A thought: Aural Semiotics

I have been attempting to fiddle with and manipulate sound since I was 10 years old and asked my parents for a Craig (remember them?...no worries) voice recorder for my birthday.  Over the years my gear of course has infinitely evolved and improved, but the intrigue that bound me to that recorder so that I could capture the sounds around me has been steadily modulated only by knowledge and experience.  I've learned how to do things better, how to improve technique, and how to differentiate creativity from wild sound goose chases (although, sometimes those produce really cool results in and of themselves).  Though the "meaning" (and that can be a tricky word) of sound seems to never fully rest in one static semblance.  

The meaning of sound or sounds that we encounter throughout our lives changes.  It is fundamentally definite in terms of physics, save the wave-particle argument, but is exceedingly more complex in terms of cognitive understanding. Furthermore, sounds mean different things to different people.  Not only because we are different physical creatures with ever-so-slightly different physical brains, but also because we have different past experiences, different mental representations, different points-of-attention, different levels of hearing ability, different beliefs, and different priorities.  As well, even these things have the common trait of changing at the individual level as we go through life.  For every small moment of time we experience, our perceptual tendencies have the potential to change -- and they often do.  Add all of that to the natural or artificial modulations a sound receives via the expected or unexpected differences in our surrounding environment, and you have quite a semiotic mess to untangle.

It could be said then that sound designers, field recordists, and audio professional alike have the difficult task of conceiving a sound for a design or purpose, interpreting it in order to capture/create it, reinterpreting it after capture/creation, processing the sound actively while maintaining that mental representation of their interpretation (this usually being somewhat of an iterative process), and then conveying to others that interpretation so that they may interpret the sound for themselves; hopefully in a similar way.  We work with social, mental, physical, and digital conventions that allow us to operate in a somewhat dependable framework, but they are in no way limiting and there is often no definite "right" way to represent a particular sound or use sound as a representative element...

...it is a matter of creating harmony out of all of this, either intentionally or unintentionally.  Scoffing, is at this point, axiomatically prohibited :)

The meaning that we are hoping to "capture" when recording audio or designing a shoot is a product of our conceptualization of the entity on which we are focused at that moment.  It is simultaneously a delicate and rigorous process.  Weaving fine fibers of pristine meaningful sound, all-the-while hacking away at unwanted and convoluting incongruity.  Weaving and hacking, weaving and hacking...  It's well understood now in the cognitive science community that no one really ever multi-tasks; it is a matter of switching attention and skill between two or more tasks and how well one is able to do so.  A skill in and of itself, audio professionals are constantly honing their ability to instantly switch production modalities with a needle in one hand and an ax in the other.  
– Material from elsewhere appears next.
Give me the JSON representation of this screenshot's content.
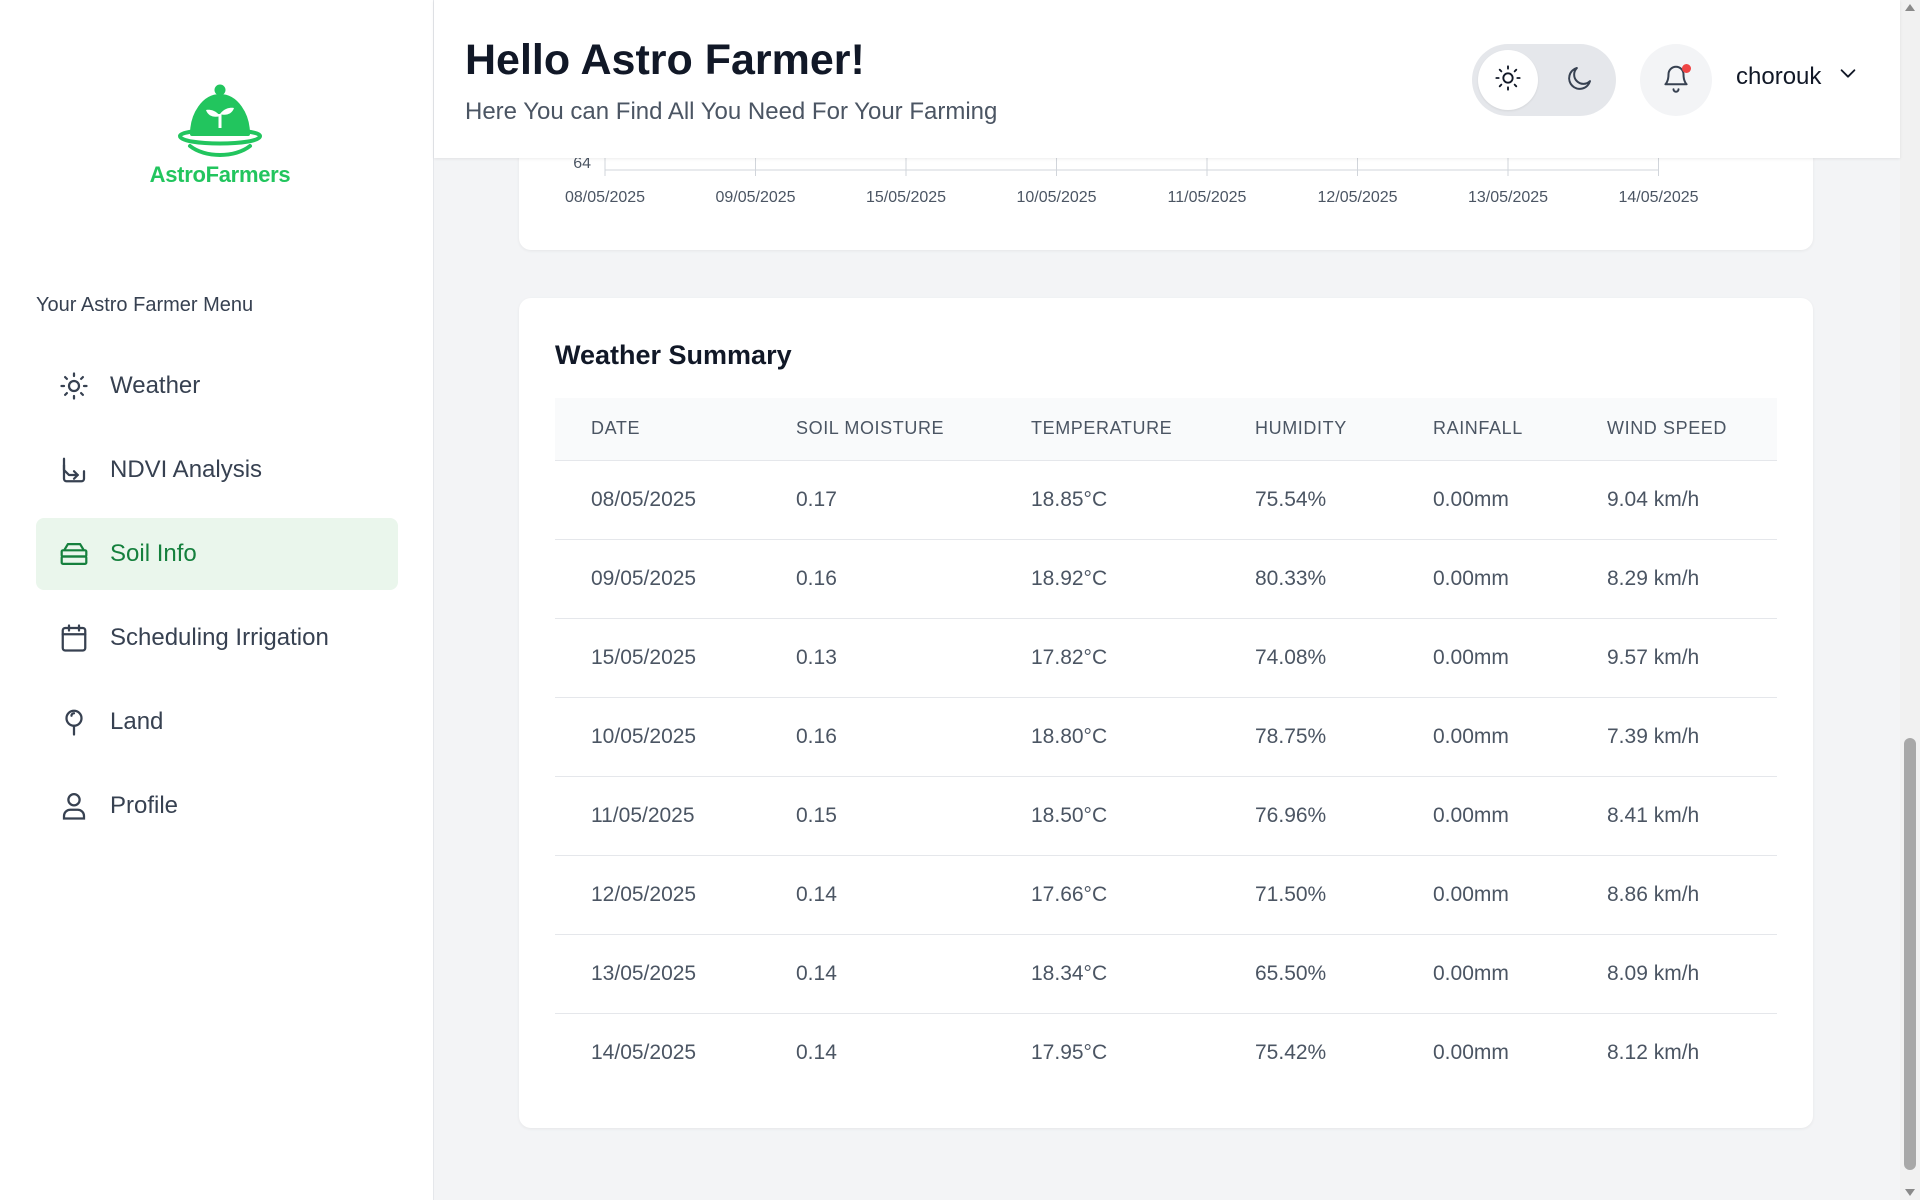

Being one of those enigmatic blends of art and science, it is then arguable that sound design and audio production are disciplines where truly endless potential exists.  It's not about finding the "right sound" by functional definition, but simply the right sound to fit the intended and/or interpreted evocative purpose at any given moment in time.  Again, truly endless.  One of the more particularly interesting dilemmas that comes up in this work for me is when you have a unique source available to you and multiple ways of capturing it, but perhaps only enough time to try one or one chance is all you will get (i.e. the epic kick drum amp sample experiment; ask about it sometime).  In those situations, you are at your truest form.  It is like an audio kōan, after which you go back to your console, audition your capture, and either exhale in blissful enlightenment or walk away befuddled muttering to yourself how you should have known better.  In either case, you learn something new and hopefully improve upon not only your aptitude, but your affective perception as well.  These moments of all-encompassing semiotic audio investigation are not so common, but over enough time they become pivotal milestones in our sonic journeys.  Reflecting on all of this reminds me of a quote from Jiro Ono, considered by many to be incontestably the greatest sushi chef in the world:

"In order to make delicious food, you must eat delicious food.  The quality of ingredients is important, but one must develop a palate capable of discerning good and bad.  Without good taste, you can’t make good food."